Case-insenstive ordered word search via regular expression

Question

I just started off with regular expression in perl. After playing around through various online tutorials, I wanted a write a regular expression that matches order specified case insensitive word match.

I'm trying to determine if string "A" consists of a word or a sequence of words of string "B", and I want to do this case-insensitively.

For example, if string "B" is "John Von Neumann", then "JOhn", "Von NeumaNn", "VoN", "john neuMann" would be a match, but strings like "Joh", "NeumaNn VoN", "Vonn" would not be a match.

I am not sure how to do this with regular expressions, any idea?

Answer 1

Let's ignore case for a second.

John Von Neumann

can be matched by

John Von Neumann    1 1 1
John Von            1 1 0
John     Neumann    1 0 1
John                1 0 0
     Von Neumann    0 1 1
     Von            0 1 0
         Neumann    0 0 1

So the regex pattern for which you are looking is

/^(?:John Von Neumann|John Von|John Newmann|John|...)\z/i

Here's how you can build the list:

sub true_indexes {
   my ($n) = @_;
   my $i = 0;
   my @indexes;
   while ($n) {
      push @indexes, $i if $n & 1;
      ++$i;
      $n >>= 1;
   }
   return @indexes;
}

my @words = split(' ', 'John Von Neumann');

my @patterns;
unshift @patterns, join ' ', @words[ true_indexes($_) ]
   for 1 .. (2**@words)-1;

And finally, we can generate the pattern:

my $pat = join '|', map quotemeta, @patterns;
my $re = qr/$pat/i;

You'd use it like such:

if ($input =~ /^$re\z/) {
   print "match\n";
} else {
   print "no match\n";
}

Answer 2

ikegami's solution will take up exponential space for to store the string before it is turned into regex (each word will appear 2^{n - 1} times, where n is the number of words, so the total space is at least 2^{n - 1} * Sum(length of words)).

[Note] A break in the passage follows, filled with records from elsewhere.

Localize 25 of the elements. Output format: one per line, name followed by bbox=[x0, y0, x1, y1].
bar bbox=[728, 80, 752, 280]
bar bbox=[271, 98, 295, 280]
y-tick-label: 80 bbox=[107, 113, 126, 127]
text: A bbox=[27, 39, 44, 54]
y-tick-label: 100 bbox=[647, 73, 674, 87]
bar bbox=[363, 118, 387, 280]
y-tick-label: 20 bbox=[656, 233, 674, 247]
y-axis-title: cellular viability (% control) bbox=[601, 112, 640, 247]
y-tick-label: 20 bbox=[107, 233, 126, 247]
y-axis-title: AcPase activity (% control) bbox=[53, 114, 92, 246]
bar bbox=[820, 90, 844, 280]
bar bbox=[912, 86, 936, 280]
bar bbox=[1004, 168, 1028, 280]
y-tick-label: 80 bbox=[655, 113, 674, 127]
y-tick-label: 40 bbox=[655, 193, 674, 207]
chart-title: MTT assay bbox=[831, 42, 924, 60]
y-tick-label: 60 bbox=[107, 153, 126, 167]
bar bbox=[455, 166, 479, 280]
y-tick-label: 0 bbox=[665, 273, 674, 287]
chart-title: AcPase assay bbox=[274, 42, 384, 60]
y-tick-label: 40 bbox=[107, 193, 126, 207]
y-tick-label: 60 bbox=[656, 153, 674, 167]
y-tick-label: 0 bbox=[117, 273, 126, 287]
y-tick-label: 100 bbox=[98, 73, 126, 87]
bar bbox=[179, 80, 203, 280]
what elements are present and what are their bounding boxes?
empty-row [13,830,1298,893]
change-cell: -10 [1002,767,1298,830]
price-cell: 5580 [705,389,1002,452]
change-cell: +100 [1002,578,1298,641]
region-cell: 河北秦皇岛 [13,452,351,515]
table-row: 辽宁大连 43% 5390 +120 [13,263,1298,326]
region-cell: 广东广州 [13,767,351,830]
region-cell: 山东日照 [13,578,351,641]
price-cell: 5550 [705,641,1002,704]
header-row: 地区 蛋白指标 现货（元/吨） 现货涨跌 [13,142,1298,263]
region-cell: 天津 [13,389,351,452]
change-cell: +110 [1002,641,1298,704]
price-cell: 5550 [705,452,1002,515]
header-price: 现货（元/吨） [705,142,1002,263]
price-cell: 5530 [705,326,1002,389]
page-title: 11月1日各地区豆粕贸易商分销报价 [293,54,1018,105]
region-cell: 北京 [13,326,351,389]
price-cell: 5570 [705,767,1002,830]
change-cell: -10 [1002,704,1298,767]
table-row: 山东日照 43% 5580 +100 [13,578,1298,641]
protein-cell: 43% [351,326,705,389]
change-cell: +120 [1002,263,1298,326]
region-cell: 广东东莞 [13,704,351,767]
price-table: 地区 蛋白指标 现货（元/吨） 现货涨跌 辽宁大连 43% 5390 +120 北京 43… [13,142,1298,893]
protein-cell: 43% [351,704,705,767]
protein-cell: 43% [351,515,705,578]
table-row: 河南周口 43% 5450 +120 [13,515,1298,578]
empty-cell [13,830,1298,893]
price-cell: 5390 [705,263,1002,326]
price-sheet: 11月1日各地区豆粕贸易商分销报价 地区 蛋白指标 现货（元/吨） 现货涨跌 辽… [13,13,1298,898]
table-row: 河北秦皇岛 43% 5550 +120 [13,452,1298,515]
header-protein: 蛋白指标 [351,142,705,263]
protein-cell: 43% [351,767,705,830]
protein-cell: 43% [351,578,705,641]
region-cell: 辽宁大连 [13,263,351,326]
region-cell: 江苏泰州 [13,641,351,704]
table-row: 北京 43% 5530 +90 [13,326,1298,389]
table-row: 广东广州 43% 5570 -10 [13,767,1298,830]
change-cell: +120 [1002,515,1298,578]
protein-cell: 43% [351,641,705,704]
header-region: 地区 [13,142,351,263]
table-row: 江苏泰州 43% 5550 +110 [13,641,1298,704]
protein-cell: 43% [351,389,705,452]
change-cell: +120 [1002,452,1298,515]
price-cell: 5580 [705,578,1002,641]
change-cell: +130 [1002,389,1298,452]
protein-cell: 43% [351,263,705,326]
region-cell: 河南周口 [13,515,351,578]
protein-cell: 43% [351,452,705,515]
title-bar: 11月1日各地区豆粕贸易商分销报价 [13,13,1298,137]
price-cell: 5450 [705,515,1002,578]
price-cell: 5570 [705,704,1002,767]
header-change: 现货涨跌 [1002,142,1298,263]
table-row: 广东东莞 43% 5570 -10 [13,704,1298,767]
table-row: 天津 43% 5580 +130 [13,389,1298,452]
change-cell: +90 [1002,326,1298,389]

This is not related to the regex engine - since the problem is before the string is turned into regex.

---

A regex construction equivalent (in term of the set of strings that it matches) to ikegami's solution would be:

^(?=[^ ])(?:(?: |^)John(?= |\z))?+(?:(?: |^)Von(?= |\z))?+(?:(?: |^)Neumann(?= |\z))?+\z

This only takes up linear space, in term of the number of words and the total length of all the words.

For clarity:

^
(?=[^ ])
(?:(?: |^)John(?= |\z))?+
(?:(?: |^)Von(?= |\z))?+
(?:(?: |^)Neumann(?= |\z))?+
\z

The look-ahead assertion (?=[^ ]) has 2 purposes: prevent the empty string from being matched, and make sure the first character is not a space character.

Note the ?+, which makes the quantifier possessive (or atomic), since we don't need backtracking here. Why? If we were to do this normally, we will loop through the list of words and compare it with the left most word in the input. After we find a match, we will continue the loop to compare it with the next word in the input, until all words in the input has been found or we have finished looping the list of words.

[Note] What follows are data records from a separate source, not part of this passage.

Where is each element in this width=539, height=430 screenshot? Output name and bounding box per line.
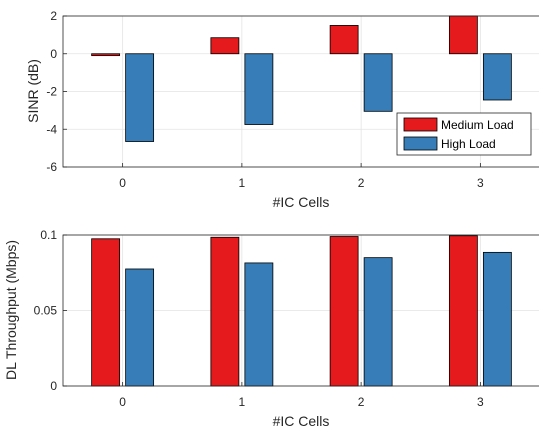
throughput-x-axis-label: #IC Cells (273, 413, 330, 429)
sinr-y-tick-label: 2 (50, 9, 57, 23)
sinr-y-axis-label: SINR (dB) (25, 59, 41, 123)
throughput-y-tick-label: 0.1 (40, 228, 57, 242)
sinr-axes (62, 15, 539, 168)
sinr-bar-medium-load (210, 37, 240, 55)
sinr-bar-high-load (125, 53, 155, 142)
throughput-y-ticks: 0.1 0.05 0 (34, 228, 58, 393)
sinr-y-ticks: 2 0 -2 -4 -6 (46, 9, 57, 174)
throughput-chart: 0.1 0.05 0 0 1 2 3 #IC Cells DL Throughput (M… (3, 228, 539, 429)
legend: Medium Load High Load (396, 112, 532, 156)
sinr-x-tick-label: 2 (358, 176, 365, 190)
sinr-chart: 2 0 -2 -4 -6 0 1 2 3 #IC Cells SINR (dB) Medium… (25, 9, 539, 210)
throughput-y-axis-label: DL Throughput (Mbps) (3, 240, 19, 380)
legend-label-medium-load: Medium Load (441, 118, 514, 132)
throughput-bar-medium-load (448, 235, 478, 387)
sinr-y-tick-label: -4 (46, 122, 57, 136)
throughput-bar-high-load (363, 257, 393, 387)
throughput-bar-medium-load (210, 236, 240, 387)
throughput-y-tick-label: 0.05 (34, 304, 58, 318)
sinr-bar-medium-load (329, 25, 359, 55)
throughput-y-tick-label: 0 (50, 379, 57, 393)
sinr-bar-medium-load (448, 15, 478, 55)
throughput-axes (62, 234, 539, 387)
throughput-bar-high-load (125, 268, 155, 387)
sinr-x-tick-label: 3 (477, 176, 484, 190)
throughput-x-tick-label: 1 (239, 395, 246, 409)
sinr-x-axis-label: #IC Cells (273, 194, 330, 210)
throughput-bar-high-load (244, 262, 274, 387)
sinr-x-tick-label: 0 (119, 176, 126, 190)
sinr-axes-box (62, 15, 539, 168)
throughput-x-tick-label: 3 (477, 395, 484, 409)
throughput-bar-medium-load (91, 238, 121, 387)
throughput-axes-box (62, 234, 539, 387)
sinr-x-ticks: 0 1 2 3 (119, 176, 484, 190)
legend-swatch-high-load (403, 136, 438, 151)
sinr-y-tick-label: -2 (46, 85, 57, 99)
throughput-bars (91, 235, 512, 387)
legend-swatch-medium-load (403, 117, 438, 132)
throughput-x-ticks: 0 1 2 3 (119, 395, 484, 409)
sinr-y-tick-label: 0 (50, 47, 57, 61)
throughput-x-tick-label: 2 (358, 395, 365, 409)
sinr-x-tick-label: 1 (239, 176, 246, 190)
sinr-bar-medium-load (91, 53, 121, 57)
throughput-bar-medium-load (329, 236, 359, 387)
sinr-bar-high-load (482, 53, 512, 101)
sinr-bars (91, 15, 512, 142)
legend-label-high-load: High Load (441, 137, 496, 151)
sinr-y-tick-label: -6 (46, 160, 57, 174)
throughput-bar-high-load (482, 251, 512, 387)
throughput-x-tick-label: 0 (119, 395, 126, 409)
sinr-bar-high-load (244, 53, 274, 125)
sinr-bar-high-load (363, 53, 393, 112)
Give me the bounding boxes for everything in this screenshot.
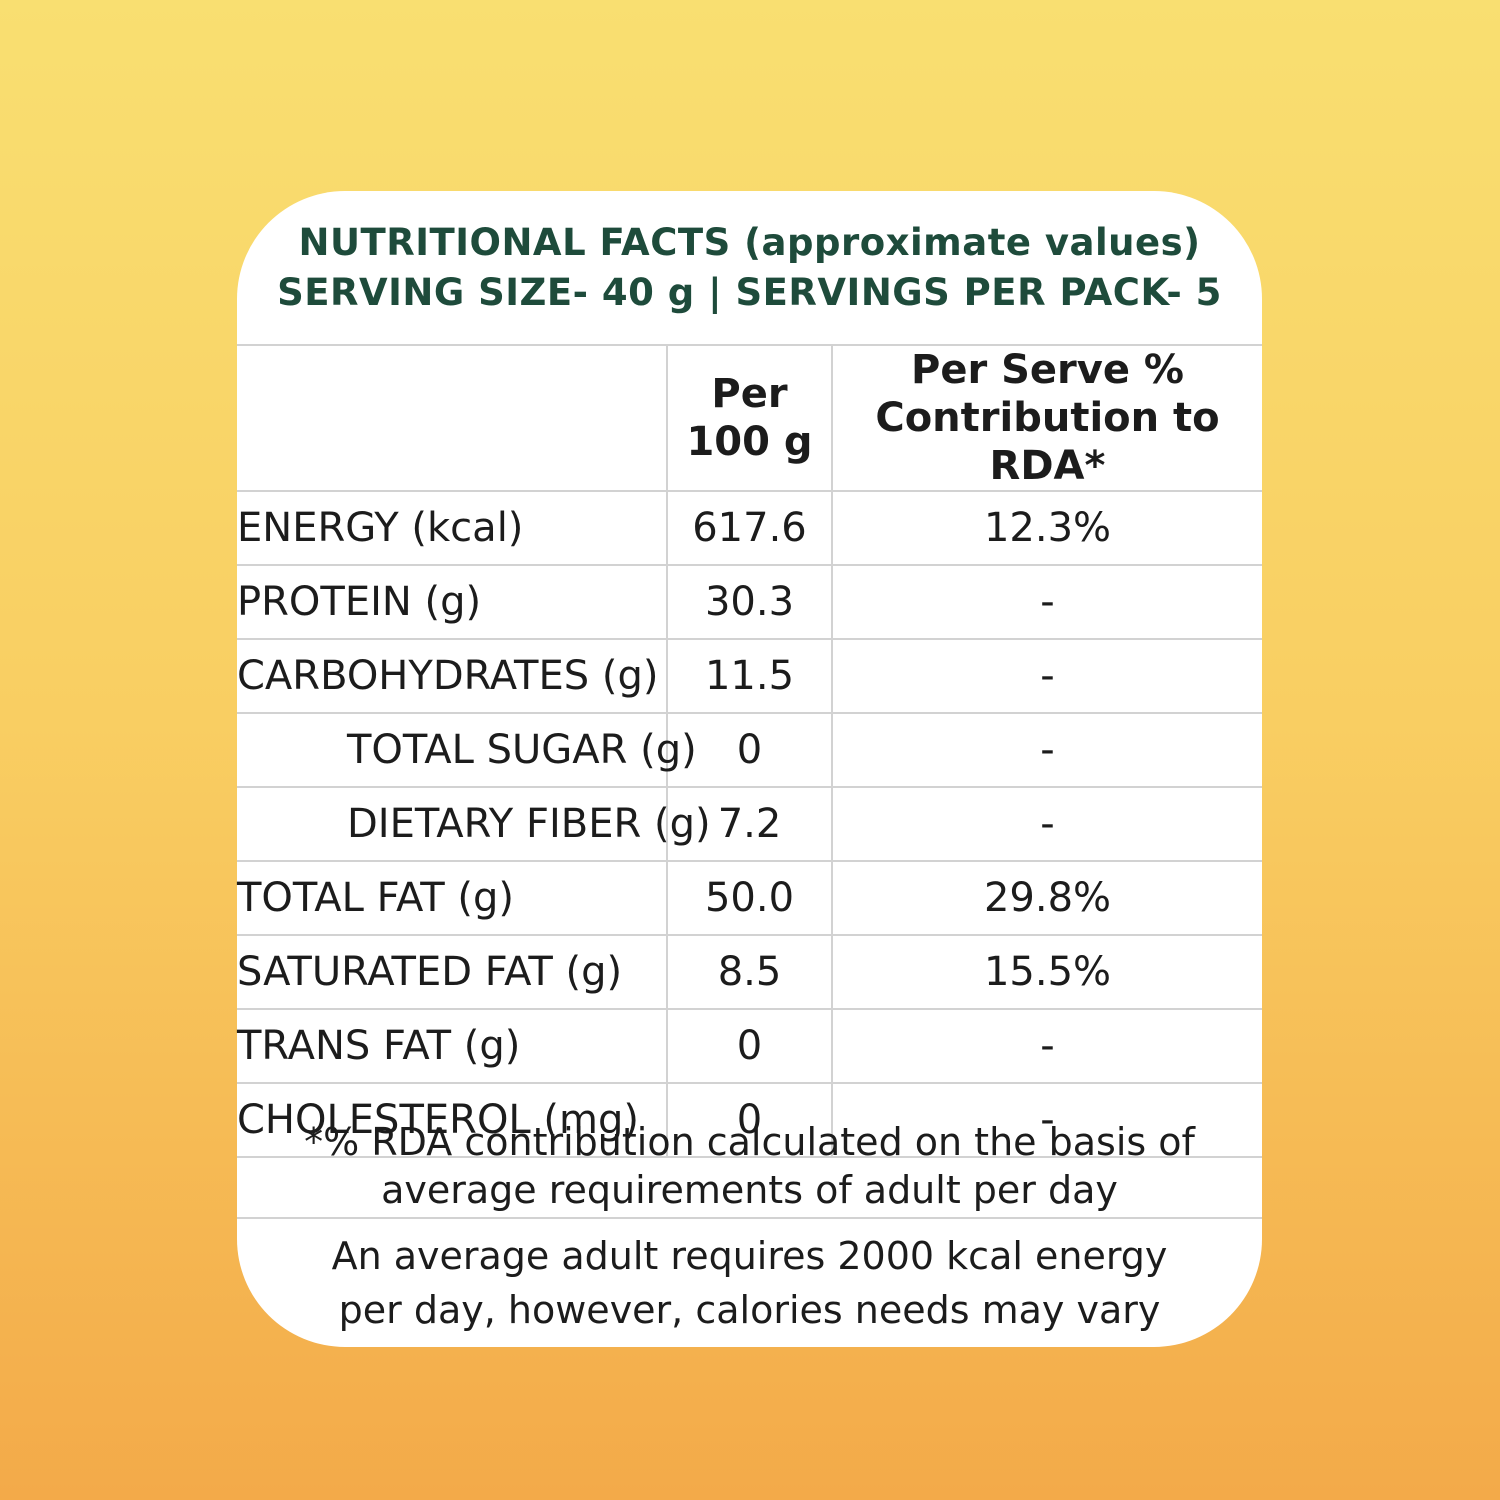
- nutrition-table: Per 100 g Per Serve % Contribution to RD…: [237, 344, 1262, 1158]
- header-rda-line2: Contribution to RDA*: [875, 395, 1220, 489]
- table-row: CHOLESTEROL (mg) 0-: [237, 1082, 1262, 1158]
- table-row: DIETARY FIBER (g) 7.2-: [237, 786, 1262, 861]
- table-row: PROTEIN (g) 30.3-: [237, 564, 1262, 639]
- rda-percent-value: -: [832, 712, 1262, 787]
- rda-percent-value: -: [832, 1082, 1262, 1158]
- header-cell-rda: Per Serve % Contribution to RDA*: [832, 344, 1262, 491]
- rda-percent-value: 12.3%: [832, 490, 1262, 565]
- rda-percent-value: -: [832, 1008, 1262, 1083]
- table-row: ENERGY (kcal) 617.6 12.3%: [237, 490, 1262, 565]
- table-row: SATURATED FAT (g) 8.5 15.5%: [237, 934, 1262, 1009]
- table-header-row: Per 100 g Per Serve % Contribution to RD…: [237, 344, 1262, 491]
- header-cell-empty: [237, 344, 667, 491]
- nutrient-label: ENERGY (kcal): [237, 490, 667, 565]
- nutrition-facts-card: NUTRITIONAL FACTS (approximate values) S…: [237, 191, 1262, 1347]
- per-100g-value: 7.2: [666, 786, 833, 861]
- nutrient-label: CHOLESTEROL (mg): [237, 1082, 667, 1158]
- nutrition-facts-title: NUTRITIONAL FACTS (approximate values): [298, 221, 1201, 264]
- nutrient-label: TOTAL SUGAR (g): [237, 712, 697, 787]
- energy-footnote-line2: per day, however, calories needs may var…: [338, 1288, 1161, 1332]
- nutrient-label: TRANS FAT (g): [237, 1008, 667, 1083]
- rda-footnote-line1: *% RDA contribution calculated on the ba…: [304, 1120, 1195, 1164]
- per-100g-value: 50.0: [666, 860, 833, 935]
- per-100g-value: 0: [666, 712, 833, 787]
- nutrient-label: TOTAL FAT (g): [237, 860, 667, 935]
- per-100g-value: 30.3: [666, 564, 833, 639]
- rda-percent-value: -: [832, 564, 1262, 639]
- table-row: TOTAL FAT (g) 50.0 29.8%: [237, 860, 1262, 935]
- nutrient-label: SATURATED FAT (g): [237, 934, 667, 1009]
- header-per-100g-line2: 100 g: [686, 419, 813, 465]
- nutrient-label: PROTEIN (g): [237, 564, 667, 639]
- energy-footnote: An average adult requires 2000 kcal ener…: [237, 1219, 1262, 1347]
- rda-percent-value: -: [832, 638, 1262, 713]
- per-100g-value: 11.5: [666, 638, 833, 713]
- per-100g-value: 0: [666, 1008, 833, 1083]
- table-row: TOTAL SUGAR (g) 0-: [237, 712, 1262, 787]
- table-row: CARBOHYDRATES (g) 11.5-: [237, 638, 1262, 713]
- energy-footnote-line1: An average adult requires 2000 kcal ener…: [331, 1234, 1168, 1278]
- nutrient-label: DIETARY FIBER (g): [237, 786, 711, 861]
- header-per-100g-line1: Per: [711, 371, 788, 417]
- serving-size-subtitle: SERVING SIZE- 40 g | SERVINGS PER PACK- …: [277, 271, 1222, 314]
- rda-percent-value: 15.5%: [832, 934, 1262, 1009]
- table-row: TRANS FAT (g) 0-: [237, 1008, 1262, 1083]
- header-rda-line1: Per Serve %: [911, 347, 1184, 393]
- rda-percent-value: -: [832, 786, 1262, 861]
- per-100g-value: 617.6: [666, 490, 833, 565]
- nutrient-label: CARBOHYDRATES (g): [237, 638, 667, 713]
- rda-percent-value: 29.8%: [832, 860, 1262, 935]
- per-100g-value: 0: [666, 1082, 833, 1158]
- per-100g-value: 8.5: [666, 934, 833, 1009]
- rda-footnote: *% RDA contribution calculated on the ba…: [237, 1115, 1262, 1219]
- rda-footnote-line2: average requirements of adult per day: [381, 1168, 1118, 1212]
- header-cell-per-100g: Per 100 g: [666, 344, 833, 491]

The possessive quantifier also prevent backtracking hell from happening. If a word is considered a match, it will never be reconsidered again.

For each word, they can be preceded by a space, or it is the start of the string. The look-ahead assertion (?= |\z) has the purpose of making sure words with same prefix doesn't get matched incorrectly at first try (e.g. "John Von Vone", try to match "John Vone").

Since there is no backtracking, the worst case performance is linear in term of length of all the words and the length of the input string (the same as how you would do it without regex).

---

We can change the regex a little bit to allow flexible spacing:

^(?= *+[^ ])(?: *+John(?= |\z))?+(?: *+Von(?= |\z))?+(?: *+Neumann(?= |\z))?+ *+\z

For clarity (leading space is significant):

^
(?= *+[^ ])
(?: *+John(?= |\z))?+
(?: *+Von(?= |\z))?+
(?: *+Neumann(?= |\z))?+
 *+
\z

The look-ahead (?= *+[^ ]) at the beginning makes sure the input string does not contain only spaces.

The regex is changed to allow any amount of spaces precede a word (backtracking disallowed by possessive quantifier). 0 or more quantifier * is used, for the case the word is right at the beginning of the string. There is no chance for 2 words to collide, due to the look-ahead assertion (?= |\z).

It still takes up linear space when constructing the string (before entering it to the regex engine). Worst case performance is also linear.

---

Extreme cases

1. The original words:

   aaaaaaaaaaaaaaaaaaa0 aaaaaaaaaaaaaaaaaaa1 ... aaaaaaaaaaaaaaaaaaa9 aaaaaaaaaaaaaaaaaaaa ... aaaaaaaaaaaaaaaaaaaz aaaaaaaaaaaaaaaaaaaA ... aaaaaaaaaaaaaaaaaaaZ
   

   (Each word is 20 characters, the last character changes from 0-9, then a-z, then A-Z)

   Strings to search for (not matching):

   aaaaaaaaaaaaaaaaaaaz aaaaaaaaaaaaaaaaaaay
   

   (y can only come before z)

2. The original word:

   patterns used in Perl pattern matching evolved from those supplied
   

   (Some normal words)

   Strings to search for (not matching):

   patterns used in Perl pattern matching evolved from those suppliedd
   

   (Extra d at the end)

3. The original word:

   aaaaaaaaaaaa aaaaaaaaaaa aaaaaaaaaa aaaaaaaaa aaaaaaaa aaaaaaa aaaaaa aaaaa aaaa
   

   (Word contains only a, with different length.)

   Strings to search for (not matching):

   aaaaaaaaaaaa aaaaaaaaaaa aaaaaaaaaa aaaaaaaaa aaaaaaaa aaaaaaa aaaaaa aaaaa aaaaa
   

   (Extra a at the end)

4. The original word:

   performance abc xyz performance 456 !@# performance
   

   (Same word appearing multiple times)

   Strings to search for (not matching):

   performance performance performance performance